Les chercheurs ont analysé les données de santé recueillies auprès de 5 442 personnes séropositives dont la répartition selon le sexe était la suivante :

  • hommes – 4 322
  • femmes – 1 120

Les renseignements des participants ont été ajoutés à la base de données lorsqu’ils ont commencé la TAR. Cette base de données particulière s’appelle la CANOC, et elle recueille de l’information auprès de cliniques importantes en Colombie-Britannique, en Ontario et au Québec.

Les chercheurs travaillant avec la base de données CANOC ont recherché des différences entre la réponse à la TAR chez les hommes et les femmes.

Résultats

En général, avant de commencer la TAR, les femmes avaient tendance à être plus jeunes (36 ans) que les hommes (41 ans) et avaient une charge virale plus faible (40 000 copies/ml chez les femmes contre 79 000 chez les hommes). De plus, davantage de femmes (44 %) que d’hommes (29 %) affirmaient avoir utilisé des drogues injectables. Les femmes étaient plus susceptibles d’être co-infectées par le virus de l’hépatite C (VHC) que les hommes.

Consommation de drogues ou pas

Qu’elles aient dévoilé ou pas des antécédents de consommation de drogues injectables, les femmes étaient susceptibles de répondre moins favorablement à la TAR que les hommes. Autrement dit, leur charge virale était moins susceptible de passer sous le seuil de détection de 50 copies/ml.

De plus, les femmes qui réussissaient à faire supprimer leur charge virale sous la barre des 50 copies étaient plus susceptibles que les hommes de voir celle-ci remonter au-dessus des 1 000 copies/ml.

Malgré ces observations, les chercheurs n’ont pas réussi à détecter aucune différence entre la survie des hommes et celle des femmes.

Raisons des différences

Les chercheurs ont fondé leur étude sur les dossiers médicaux sauvegardés dans la base de données CANOC. Comme les dossiers de ce genre sont relativement incomplets, ils ne peuvent donner de raison précise pour les différences observées. On peut néanmoins avancer quelques explications possibles :

1. Cette étude portait sur un nombre relativement élevé de femmes ayant des antécédents d’utilisation de drogues injectables. Cela est probablement attribuable au recrutement de nombreuses femmes en Colombie-Britannique, province où les taux d’utilisation de drogues parmi les personnes séropositives sont généralement plus élevés qu’ailleurs au Canada.

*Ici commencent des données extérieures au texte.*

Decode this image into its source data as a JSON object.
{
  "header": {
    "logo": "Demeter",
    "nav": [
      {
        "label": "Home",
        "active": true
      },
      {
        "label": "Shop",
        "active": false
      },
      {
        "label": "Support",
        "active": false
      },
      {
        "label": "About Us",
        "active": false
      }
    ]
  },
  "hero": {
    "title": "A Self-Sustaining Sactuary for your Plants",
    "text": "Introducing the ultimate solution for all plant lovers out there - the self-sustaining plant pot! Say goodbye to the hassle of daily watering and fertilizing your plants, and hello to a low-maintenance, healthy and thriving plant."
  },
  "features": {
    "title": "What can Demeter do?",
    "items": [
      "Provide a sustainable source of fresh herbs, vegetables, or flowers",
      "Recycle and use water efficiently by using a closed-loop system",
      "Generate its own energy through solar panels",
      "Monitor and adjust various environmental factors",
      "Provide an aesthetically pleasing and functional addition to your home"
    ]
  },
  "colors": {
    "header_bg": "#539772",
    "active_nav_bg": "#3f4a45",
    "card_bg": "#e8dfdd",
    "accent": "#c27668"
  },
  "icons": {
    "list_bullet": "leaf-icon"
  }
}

2. L’étude CANOC a des limitations — les données ont été recueillies et analysées dans trois provinces. De plus, les données collectées en Colombie-Britannique incluaient toutes les personnes séropositives recevant un traitement dans cette province, alors que les données des autres provinces ont été recueillies dans des cliniques sélectionnées.

3. Aucune information concernant l’observance thérapeutique de la TAR n’a été fournie.

4. Certains dossiers médiaux étaient peut-être incomplets, surtout en ce qui concerne les éventuels antécédents de consommation de drogues injectables des patients.

5. Les dossiers médicaux ne reflétaient pas tous les décès survenus parmi les participants.

Mise en perspective

Malgré ses limitations, cette étude révèle clairement que certaines femmes séropositives recevant des soins ne connaissent pas les meilleurs résultats possibles de la TAR. Il est probable que de nombreux facteurs influençaient la santé des femmes séropositives figurant dans cette étude, y compris la violence conjugale, la priorisation des soins des autres membres de la famille, l’isolement social et ses conséquences (anxiété et dépression). Quelles que soient les raisons sous-jacentes des différences entre les sexes observées dans cette analyse, les résultats ont découvert un enjeu troublant. Il faut que d’autres études soient menées au niveau clinique dans au moins les trois provinces ayant contribué à cette étude afin d’évaluer les raisons pour la réponse virologique moins favorable obtenue par les femmes. De telles études pourraient servir de point de départ à une stratégie visant à améliorer la santé des femmes séropositives du Canada.

—Sean R. Hosein

RÉFÉRENCE :

Cescon A, Patterson S, Chan K, et al. Gender differences in clinical outcomes among HIV-positive individuals on antiretroviral therapy in Canada: a multisite cohort study. PLoS One. 2013 Dec 31;8(12):e83649.